Аня сомневалась, что Гриша верил в собственные объяснения, – не теперь сочинять сказки, после разговора с ним. В больнице он выглядел испуганным, бледным от приступов рвоты и шока. На расспросы невразумительно твердил о плешивой псине и в подтверждение демонстрировал глубокие укусы на ноге. Часть отметин на укусах принадлежала человеческим зубам, но историю развивать не стали. Гриша молчал. Витя и она – тоже.
Попытка выбраться из ямы страхов толкнула Гришу на телефонный звонок. Сегодня он впервые озвучил Ане сомнения: в чулане рычал не пес. Стояло раннее утро, разговор получился кратким, обрывистым. Гриша зевал и вспоминал подробности нападения смутно, но с упрямыми намеками на замогильную чертовщину; признался, как много думал о том вечере: нервозность друга, кочерга, брошенный с едой стол и полумрак. Открытое окно, плед на дыре погреба. «Вы устроили ловушку», – догадался. Аня промолчала. Ее взволновала другая его уверенность: «Нам не замолчать это. Ярмак, похоже, видел ту тварь. Он ведь был там, у вашей калитки».
Аня шагала вдоль коттеджей, желая прояснить ситуацию, надеясь, что эта жуткая тайна знакома Ярмаку, и возможно, он тоже ищет помощи. Если бы только сколотить группу противодействия, заручиться поддержкой, тогда можно рискнуть дать отпор жуткой напасти.
Дом Ярмаков встретил ее замком. Мороз свирепствовал, облака в райской бирюзе неба плыли льдинами айсберга.

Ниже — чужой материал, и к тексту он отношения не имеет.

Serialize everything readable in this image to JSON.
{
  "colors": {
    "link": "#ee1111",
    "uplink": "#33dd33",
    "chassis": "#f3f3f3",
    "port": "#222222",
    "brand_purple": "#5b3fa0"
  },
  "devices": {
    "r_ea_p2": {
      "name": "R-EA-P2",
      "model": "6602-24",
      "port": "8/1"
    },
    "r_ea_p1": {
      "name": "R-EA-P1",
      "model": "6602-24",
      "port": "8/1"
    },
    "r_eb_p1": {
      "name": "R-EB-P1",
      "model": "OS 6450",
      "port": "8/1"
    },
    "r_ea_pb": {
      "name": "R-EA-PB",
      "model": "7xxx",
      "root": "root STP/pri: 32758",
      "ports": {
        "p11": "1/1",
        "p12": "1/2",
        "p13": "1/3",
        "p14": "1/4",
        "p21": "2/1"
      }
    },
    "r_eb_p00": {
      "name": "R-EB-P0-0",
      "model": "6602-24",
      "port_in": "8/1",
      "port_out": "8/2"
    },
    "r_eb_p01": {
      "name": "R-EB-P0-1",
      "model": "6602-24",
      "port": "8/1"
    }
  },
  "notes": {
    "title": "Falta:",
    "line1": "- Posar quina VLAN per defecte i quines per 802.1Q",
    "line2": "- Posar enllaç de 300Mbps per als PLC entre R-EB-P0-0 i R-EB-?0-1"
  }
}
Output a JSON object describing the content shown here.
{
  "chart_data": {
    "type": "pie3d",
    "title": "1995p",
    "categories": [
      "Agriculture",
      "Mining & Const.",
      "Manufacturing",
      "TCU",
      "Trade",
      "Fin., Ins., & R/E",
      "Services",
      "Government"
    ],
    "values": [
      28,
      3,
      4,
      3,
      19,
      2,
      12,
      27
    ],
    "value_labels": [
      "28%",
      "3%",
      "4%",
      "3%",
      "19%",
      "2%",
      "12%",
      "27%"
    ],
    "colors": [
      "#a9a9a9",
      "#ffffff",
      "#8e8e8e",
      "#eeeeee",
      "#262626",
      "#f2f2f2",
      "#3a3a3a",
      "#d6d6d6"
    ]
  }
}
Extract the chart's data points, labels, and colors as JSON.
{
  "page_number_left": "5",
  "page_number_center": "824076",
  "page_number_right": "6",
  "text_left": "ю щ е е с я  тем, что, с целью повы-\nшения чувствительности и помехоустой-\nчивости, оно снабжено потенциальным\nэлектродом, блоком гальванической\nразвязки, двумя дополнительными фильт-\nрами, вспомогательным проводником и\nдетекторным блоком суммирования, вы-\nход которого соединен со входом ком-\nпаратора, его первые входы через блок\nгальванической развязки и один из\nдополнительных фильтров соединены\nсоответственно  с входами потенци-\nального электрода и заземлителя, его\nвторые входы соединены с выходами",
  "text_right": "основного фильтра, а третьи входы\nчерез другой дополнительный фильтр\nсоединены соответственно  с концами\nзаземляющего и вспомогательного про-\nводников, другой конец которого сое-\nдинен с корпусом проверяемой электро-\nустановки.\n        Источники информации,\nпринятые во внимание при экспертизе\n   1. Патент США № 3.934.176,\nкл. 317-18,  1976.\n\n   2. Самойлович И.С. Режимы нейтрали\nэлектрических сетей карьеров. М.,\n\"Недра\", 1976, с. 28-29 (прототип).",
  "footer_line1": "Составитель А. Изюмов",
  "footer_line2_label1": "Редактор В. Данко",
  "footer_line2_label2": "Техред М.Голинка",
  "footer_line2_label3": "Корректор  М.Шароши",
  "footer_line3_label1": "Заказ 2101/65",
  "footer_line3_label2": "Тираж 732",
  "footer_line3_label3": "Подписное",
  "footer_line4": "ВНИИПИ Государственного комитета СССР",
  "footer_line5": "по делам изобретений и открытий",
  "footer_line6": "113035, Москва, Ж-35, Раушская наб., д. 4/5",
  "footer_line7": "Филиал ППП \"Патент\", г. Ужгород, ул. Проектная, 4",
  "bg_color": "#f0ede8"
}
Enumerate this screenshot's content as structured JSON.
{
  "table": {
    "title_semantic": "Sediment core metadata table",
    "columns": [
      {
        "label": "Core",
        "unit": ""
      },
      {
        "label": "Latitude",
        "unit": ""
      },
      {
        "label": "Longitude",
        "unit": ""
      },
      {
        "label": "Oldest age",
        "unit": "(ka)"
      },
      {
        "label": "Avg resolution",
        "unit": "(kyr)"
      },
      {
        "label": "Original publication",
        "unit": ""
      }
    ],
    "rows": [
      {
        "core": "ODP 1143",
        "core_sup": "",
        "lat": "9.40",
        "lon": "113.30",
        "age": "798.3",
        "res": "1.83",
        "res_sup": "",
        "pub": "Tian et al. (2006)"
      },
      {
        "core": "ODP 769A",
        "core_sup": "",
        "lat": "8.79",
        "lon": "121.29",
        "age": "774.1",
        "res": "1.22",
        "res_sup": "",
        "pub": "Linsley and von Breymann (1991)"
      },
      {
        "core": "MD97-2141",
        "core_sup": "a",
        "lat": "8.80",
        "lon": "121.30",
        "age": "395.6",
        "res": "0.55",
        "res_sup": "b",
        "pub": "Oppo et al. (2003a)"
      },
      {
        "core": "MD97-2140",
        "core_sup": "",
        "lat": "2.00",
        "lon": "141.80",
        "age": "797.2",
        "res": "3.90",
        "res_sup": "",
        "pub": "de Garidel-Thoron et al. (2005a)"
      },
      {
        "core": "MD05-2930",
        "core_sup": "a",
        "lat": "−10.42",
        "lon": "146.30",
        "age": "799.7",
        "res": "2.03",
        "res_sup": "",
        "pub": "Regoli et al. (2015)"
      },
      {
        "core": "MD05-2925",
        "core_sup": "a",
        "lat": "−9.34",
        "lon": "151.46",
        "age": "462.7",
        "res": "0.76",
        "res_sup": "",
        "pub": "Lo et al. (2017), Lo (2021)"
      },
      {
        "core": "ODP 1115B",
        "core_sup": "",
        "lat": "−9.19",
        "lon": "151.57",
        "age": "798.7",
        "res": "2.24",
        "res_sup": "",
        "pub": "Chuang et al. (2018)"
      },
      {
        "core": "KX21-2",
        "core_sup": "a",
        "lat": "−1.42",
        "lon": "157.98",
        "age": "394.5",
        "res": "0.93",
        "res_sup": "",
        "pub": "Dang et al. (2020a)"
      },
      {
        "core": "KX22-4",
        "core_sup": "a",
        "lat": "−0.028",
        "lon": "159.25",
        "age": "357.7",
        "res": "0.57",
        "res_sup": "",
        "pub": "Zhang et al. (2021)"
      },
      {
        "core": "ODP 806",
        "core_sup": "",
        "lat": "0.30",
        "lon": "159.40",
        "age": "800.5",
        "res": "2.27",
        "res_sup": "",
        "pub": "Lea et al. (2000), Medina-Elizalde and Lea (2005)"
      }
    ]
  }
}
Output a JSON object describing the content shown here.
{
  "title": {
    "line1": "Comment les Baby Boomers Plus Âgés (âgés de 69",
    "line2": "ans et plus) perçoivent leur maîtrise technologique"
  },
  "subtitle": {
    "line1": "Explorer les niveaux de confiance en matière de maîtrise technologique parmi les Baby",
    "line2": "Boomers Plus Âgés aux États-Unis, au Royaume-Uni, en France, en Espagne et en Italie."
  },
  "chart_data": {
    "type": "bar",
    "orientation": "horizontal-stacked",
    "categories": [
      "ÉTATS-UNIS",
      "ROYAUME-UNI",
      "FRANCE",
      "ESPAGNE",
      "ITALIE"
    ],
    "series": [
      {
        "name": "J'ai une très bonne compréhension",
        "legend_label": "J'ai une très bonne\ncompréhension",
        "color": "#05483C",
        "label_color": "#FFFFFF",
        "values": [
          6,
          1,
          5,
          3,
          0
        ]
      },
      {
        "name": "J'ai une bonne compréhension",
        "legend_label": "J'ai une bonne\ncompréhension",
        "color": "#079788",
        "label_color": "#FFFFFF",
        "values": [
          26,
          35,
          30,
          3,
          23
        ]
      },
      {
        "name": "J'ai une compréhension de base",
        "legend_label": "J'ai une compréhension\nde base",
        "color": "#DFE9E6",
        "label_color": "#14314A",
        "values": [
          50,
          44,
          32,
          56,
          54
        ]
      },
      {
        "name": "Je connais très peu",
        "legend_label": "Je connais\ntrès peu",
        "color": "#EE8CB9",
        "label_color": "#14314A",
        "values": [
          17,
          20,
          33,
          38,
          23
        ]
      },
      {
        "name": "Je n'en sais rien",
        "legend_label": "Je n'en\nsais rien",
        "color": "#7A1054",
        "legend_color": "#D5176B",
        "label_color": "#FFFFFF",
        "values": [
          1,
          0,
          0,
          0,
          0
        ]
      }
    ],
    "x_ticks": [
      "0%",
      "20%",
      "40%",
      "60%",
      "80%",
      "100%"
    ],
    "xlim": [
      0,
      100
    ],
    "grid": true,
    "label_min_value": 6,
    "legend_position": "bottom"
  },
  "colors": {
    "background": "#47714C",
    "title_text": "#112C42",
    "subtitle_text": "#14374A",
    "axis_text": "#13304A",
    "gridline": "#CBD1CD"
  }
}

В автосервисе Аня с трудом дозвалась Ярмака сквозь звон металла. Они с Сычом общались с двумя мордоворотами в кожаных бомберах, и веснушчатый паренек в очках упрямо выставлял ее за дверь с непреложным: «Клиенты». После окрика Сыча, ей велели ждать на крыльце.
Наедине с братом Лоры, Аня общалась последний раз года четыре назад. Он тогда был пьян, просил передать Наде, что раскаивается. Подробности Аня тогда не слушала, потому что тон его звучал скорее угрожающе-требовательно, чем вежливо-просяще. Говорить с Ярмаком для Ани – сродни испытанию. Она считала его задиристым балбесом, которого во всем и всегда покрывала сестра. Лора и слышать не желала о плачевных выходках брата. Ярмак – источник скабрезных шуточек и пошлых предложений – главный виновник окончательной ссоры Ани с сестрой. Терпение Ани надломилось после угроз в адрес Юры. Лора заняла сторону брата, и самое отвратительно – Аня понимала ее, жалела, ведь знала причину.
Около десяти лет Лора и Ярмак прожили с отчимом. У того имелся пунктик в одутловатой башке: если кто-то смеется за его спиной – он смеется с него, если кто-то нарушает порядок в доме – он оскорбляет его. Ремень служил единственным методом воспитания. Но Лора избегала побоев: весь удар принимал брат. И даже сейчас, когда Ярмак стоял перед Аней, нагло просвечивая ей взглядом, она помнила, как их отчим загнал ее с Лорой в угол и замахнулся ремнем. Помнила, как вступился Ярмак, как с вызовом врал, что один опрокинул мешок с луком. Отчим поволок пасынка за шкирку в кухню. Аня с Лорой испуганно всхлипывали в углу, пока за дверью переворачивалась посуда, мебель, – а затем противостояние стихло. По слуху начали методично хлестать удары.
– Тебе чего, Нюта? – спросил Ярмак, излишне тщательно вытирая тряпкой машинное масло с рук.
Рабочий комбинезон не спасал в минус пятнадцать. Худощавый Ярмак ежился под дверью, переминаясь с ноги на ногу. Она долго репетировала вопросы, но в минуту икс трусливо потеряла уверенность.
– У нас тут происшествие случилось. Три дня назад, – подводила она, выразительным взглядом ныряя в его холодные глаза.
– Я слышал. М-да. С псиной?
Аня кивнула:
– Не совсем. Я подумала, ты видел что-нибудь?.. – она посмотрела на него в упор, словно взглядом произнося «могрость» и «труп-тварь», – …необычное.
Взгляд Ярмака вдруг сделался из скользкого режущим:
– Я? – Хохотнул. – Тут бегают шавки, но не думаю…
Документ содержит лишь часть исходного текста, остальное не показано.